Bazı dostlarımızın “Neden Nazım?” dediğini duyuyor gibiyim… Vatandan ayrı kalma ortak paydasına empati yaklaşımı diyelim isterseniz ve bu duygularla; onun “hayat kesitlerine” sizler için seçtiğim bazı şiirleri üzerinden bakmaya çalışalım:
CEVİZ AĞACI ŞİİRİNİN HİKAYESİ
Nazım gaybubettedir; polis her yerde kendisini aramaktadır. Nişanlısıyla uzun süreden beri görüşememiştir. Bir şekilde haberleşip Gülhane Parkı’nda bir ceviz ağacının altında buluşmaya karar verirler. Nazım randevu noktasına biraz erken gelir ve sabırsızlıkla beklemeye koyulur. Bir de ne görsün; parkın uzak bir noktasından bir polis ekibi kendisine doğru gelmektedir. Korkuyla hemen saklanacak bir yer arar ve gözüne oradaki ceviz ağacı takılır. Ağacın yüksek bir noktasına çıkar ve gizlenir; yapraklar o kadar yoğundur ki polislerin kendisini görmesi mümkün değildir. Bir süre sonra sevdiceği de gelir ve ceviz ağacının altındaki banka oturur. Anlaşılan o ki, polisler de başka bir görevle ceviz ağacını bekleme noktası olarak seçmişlerdir ve oradan ayrılacakmış gibi görünmemektedirler. Sevdiğini yoğun yapraklar arasından görmeye çalışmakta ama ağacın üstünde olduğunu bir türlü ona duyuramamaktadır. Bu duygularla cebindeki kağıt-kalemi çıkarır ve şu mısraları karalar; bu mısraları hem kendisi ve nişanlısı hem de onlar gibi sevdiklerinden uzak kalanlar için kaleme alır:
“Başım köpük köpük bulut, içim dışım deniz.
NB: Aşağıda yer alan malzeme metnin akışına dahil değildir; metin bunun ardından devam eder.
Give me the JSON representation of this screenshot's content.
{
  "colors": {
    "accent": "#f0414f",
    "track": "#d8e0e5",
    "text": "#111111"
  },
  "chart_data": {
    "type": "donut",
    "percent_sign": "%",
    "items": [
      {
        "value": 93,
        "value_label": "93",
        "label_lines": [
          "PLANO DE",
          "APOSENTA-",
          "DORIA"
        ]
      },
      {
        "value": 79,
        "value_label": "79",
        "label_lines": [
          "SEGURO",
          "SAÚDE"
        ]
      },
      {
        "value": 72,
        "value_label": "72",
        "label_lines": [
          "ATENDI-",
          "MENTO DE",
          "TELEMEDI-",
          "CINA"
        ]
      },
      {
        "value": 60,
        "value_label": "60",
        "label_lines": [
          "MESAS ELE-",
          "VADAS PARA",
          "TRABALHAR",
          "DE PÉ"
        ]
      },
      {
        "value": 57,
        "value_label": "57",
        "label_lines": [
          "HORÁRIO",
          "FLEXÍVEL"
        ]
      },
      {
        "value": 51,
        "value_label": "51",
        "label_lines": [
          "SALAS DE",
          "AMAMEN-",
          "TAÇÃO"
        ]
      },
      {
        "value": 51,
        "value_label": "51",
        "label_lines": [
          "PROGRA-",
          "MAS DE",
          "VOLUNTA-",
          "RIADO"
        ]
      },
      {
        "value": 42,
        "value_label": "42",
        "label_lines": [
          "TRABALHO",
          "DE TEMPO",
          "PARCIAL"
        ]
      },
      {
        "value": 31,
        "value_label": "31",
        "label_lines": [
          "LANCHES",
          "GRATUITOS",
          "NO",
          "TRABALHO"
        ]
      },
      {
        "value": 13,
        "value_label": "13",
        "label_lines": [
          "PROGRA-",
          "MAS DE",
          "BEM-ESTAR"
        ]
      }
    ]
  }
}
Ben bir ceviz ağacıyım Gülhane Parkı’nda.
Budak budak, şerham şerham ihtiyar bir ceviz.
Ne sen bunun farkındasın, ne polis farkında.
Ben bir ceviz ağacıyım Gülhane Parkı’nda.
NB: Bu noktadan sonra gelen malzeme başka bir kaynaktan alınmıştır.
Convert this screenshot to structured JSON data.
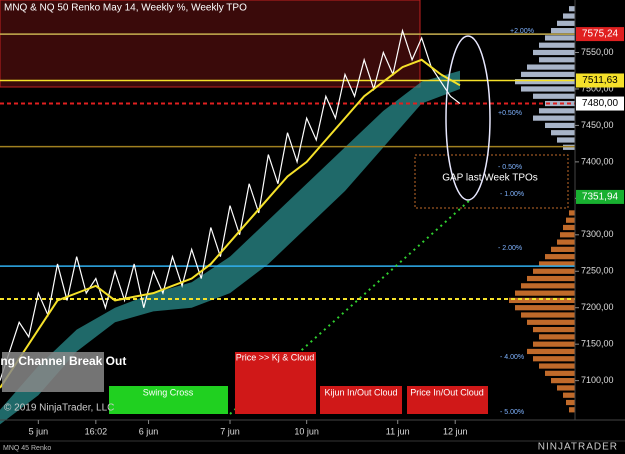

Yapraklarım suda balık gibi kıvıl kıvıl.
Yapraklarım ipek mendil gibi tiril tiril,
Koparıver, gözlerinin gülüm yaşını sil.
Yapraklarım ellerimdir, tam yüz bin elim var.
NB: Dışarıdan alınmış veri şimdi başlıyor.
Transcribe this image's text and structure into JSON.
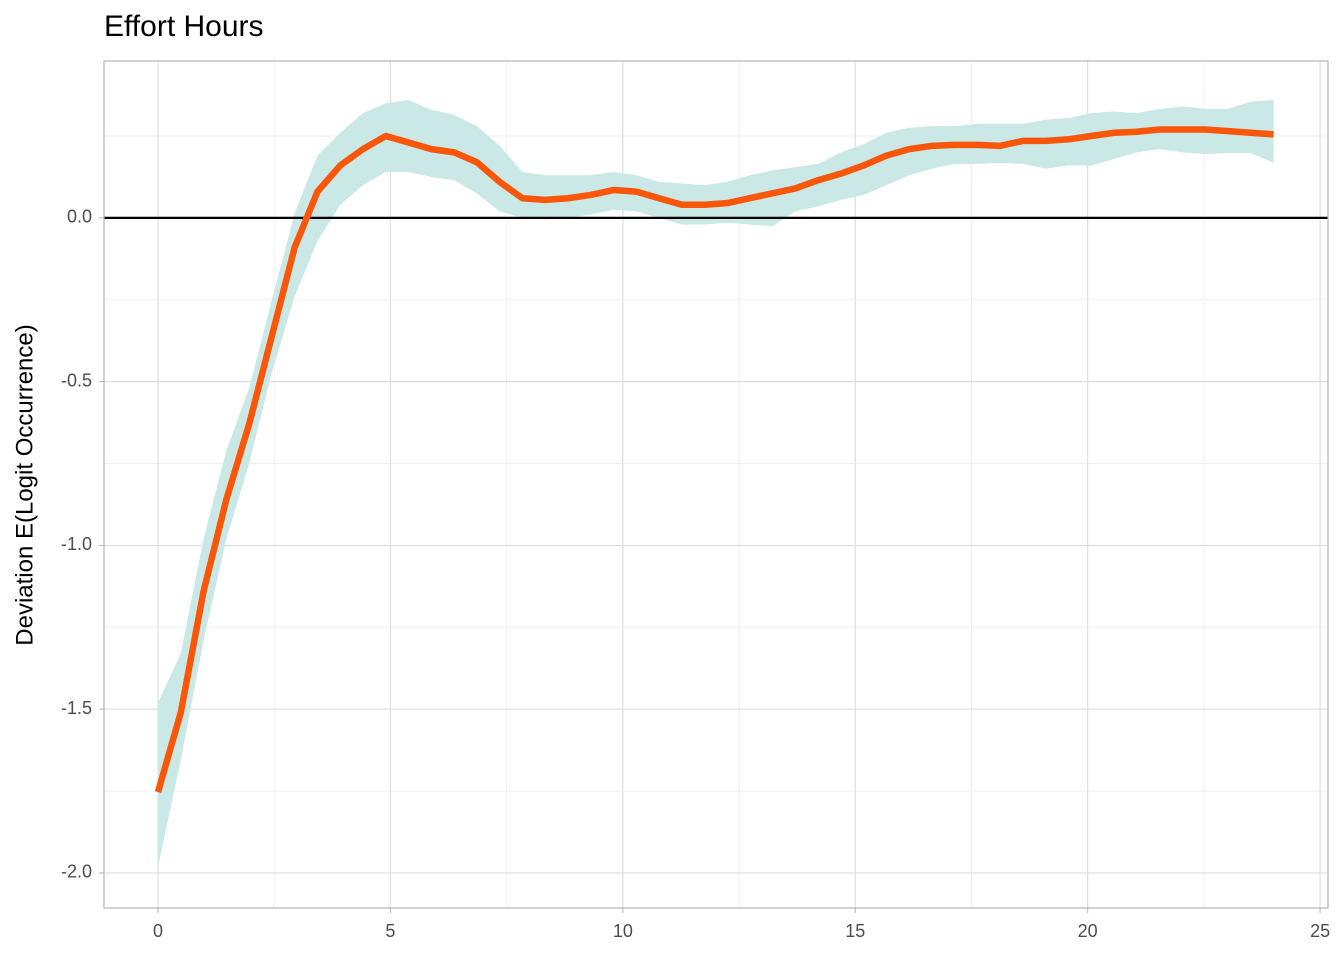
{
  "chart_data": {
    "type": "line",
    "title": "Effort Hours",
    "ylabel": "Deviation E(Logit Occurrence)",
    "x": [
      0,
      0.49,
      0.98,
      1.47,
      1.96,
      2.45,
      2.94,
      3.43,
      3.92,
      4.41,
      4.9,
      5.39,
      5.88,
      6.37,
      6.86,
      7.35,
      7.84,
      8.33,
      8.82,
      9.31,
      9.8,
      10.29,
      10.78,
      11.27,
      11.76,
      12.24,
      12.73,
      13.22,
      13.71,
      14.2,
      14.69,
      15.18,
      15.67,
      16.16,
      16.65,
      17.14,
      17.63,
      18.12,
      18.61,
      19.1,
      19.59,
      20.08,
      20.57,
      21.06,
      21.55,
      22.04,
      22.53,
      23.02,
      23.51,
      24
    ],
    "values": [
      -1.753,
      -1.51,
      -1.14,
      -0.86,
      -0.63,
      -0.36,
      -0.09,
      0.08,
      0.16,
      0.21,
      0.25,
      0.23,
      0.21,
      0.2,
      0.17,
      0.11,
      0.06,
      0.055,
      0.06,
      0.07,
      0.085,
      0.08,
      0.06,
      0.04,
      0.04,
      0.045,
      0.06,
      0.075,
      0.09,
      0.115,
      0.135,
      0.16,
      0.19,
      0.21,
      0.22,
      0.223,
      0.223,
      0.22,
      0.235,
      0.235,
      0.24,
      0.25,
      0.26,
      0.263,
      0.27,
      0.27,
      0.27,
      0.265,
      0.26,
      0.255
    ],
    "upper": [
      -1.48,
      -1.33,
      -0.98,
      -0.71,
      -0.52,
      -0.25,
      0.015,
      0.19,
      0.26,
      0.32,
      0.35,
      0.36,
      0.33,
      0.315,
      0.28,
      0.22,
      0.14,
      0.13,
      0.13,
      0.13,
      0.14,
      0.13,
      0.11,
      0.105,
      0.1,
      0.11,
      0.13,
      0.145,
      0.155,
      0.165,
      0.2,
      0.225,
      0.26,
      0.275,
      0.28,
      0.28,
      0.287,
      0.287,
      0.287,
      0.3,
      0.305,
      0.32,
      0.325,
      0.32,
      0.333,
      0.34,
      0.333,
      0.333,
      0.355,
      0.36
    ],
    "lower": [
      -1.98,
      -1.655,
      -1.29,
      -0.98,
      -0.75,
      -0.47,
      -0.24,
      -0.07,
      0.04,
      0.1,
      0.14,
      0.14,
      0.125,
      0.115,
      0.075,
      0.02,
      0,
      -0.005,
      0,
      0.01,
      0.025,
      0.02,
      0,
      -0.02,
      -0.02,
      -0.015,
      -0.02,
      -0.025,
      0.02,
      0.035,
      0.055,
      0.07,
      0.1,
      0.13,
      0.15,
      0.165,
      0.165,
      0.168,
      0.165,
      0.15,
      0.16,
      0.16,
      0.18,
      0.2,
      0.21,
      0.2,
      0.195,
      0.198,
      0.198,
      0.168
    ],
    "color": "#fa560a",
    "band_color": "#c9e8e6",
    "hline": 0,
    "xlim": [
      -1.162,
      25.17
    ],
    "xticks": [
      0,
      5,
      10,
      15,
      20,
      25
    ],
    "ylim": [
      -2.107,
      0.479
    ],
    "yticks": [
      {
        "value": -2,
        "label": "-2.0"
      },
      {
        "value": -1.5,
        "label": "-1.5"
      },
      {
        "value": -1,
        "label": "-1.0"
      },
      {
        "value": -0.5,
        "label": "-0.5"
      },
      {
        "value": 0,
        "label": "0.0"
      }
    ],
    "grid": true,
    "minor_grid": true
  }
}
Yüz bin elle dokunurum sana, İstanbul’a.
Yapraklarım gözlerimdir, şaşarak bakarım.
Yüz bin gözle seyrederim seni, İstanbul’u.
Yüz bin yürek gibi çarpar, çarpar yapraklarım.
Ben bir ceviz ağacıyım Gülhane Parkı’nda.
Ne sen bunun farkındasın, ne de polis farkında.”
Gaybubeti ve sürgün edilme duygularını iliklerine kadar yaşamış olan Cem Karaca bu mısralardaki haleti ruhiyeyi dile getiren mükemmel bir beste yapar ve seslendirir. Şarkının nakarat bölümlerinde Karaca, “polislerin şairi haksız ve suçsuz yere kovaladığı hissini vermek için” oldukça hızlı bir terennümü tercih eder. “Ceviz Ağacı” gibi muhteva derinliği taşıyan şarkıların ve şiirlerin hikayelerini bilerek dinlemek ayrı bir değer katıyor güfte ve besteye.
MAVİ LİMAN ŞİİRİNİN HİKAYESİ:
Nazım, Türkiye’den çıkmak zorunda kalmıştır ve Rusya’da yaşamaktadır. Ülkesine, özellikle de İstanbul ve ailesine karşı dayanılmaz bir hasret duymaktadır. Bu gurbet ve ayrılık fırtınaları içerisindeyken Bulgaristan’a geçer, 1 temmuz 1957’de Balçık şehrinden ufka bakar; Türkiye kıyılarını ve İstanbul boğazını, kubbelerin silüetini uzun uzun seyreder. Hayalinde ailesi, İstanbul kıyıları, hayatı, kaybettikleri değerler canlanır. Şiirindeki hasret, ayrılık, ölüm iç içe karmakarışık bir hayal gemisine yüklenir ve kaptana halini, burukluğunu anlatır derin derin…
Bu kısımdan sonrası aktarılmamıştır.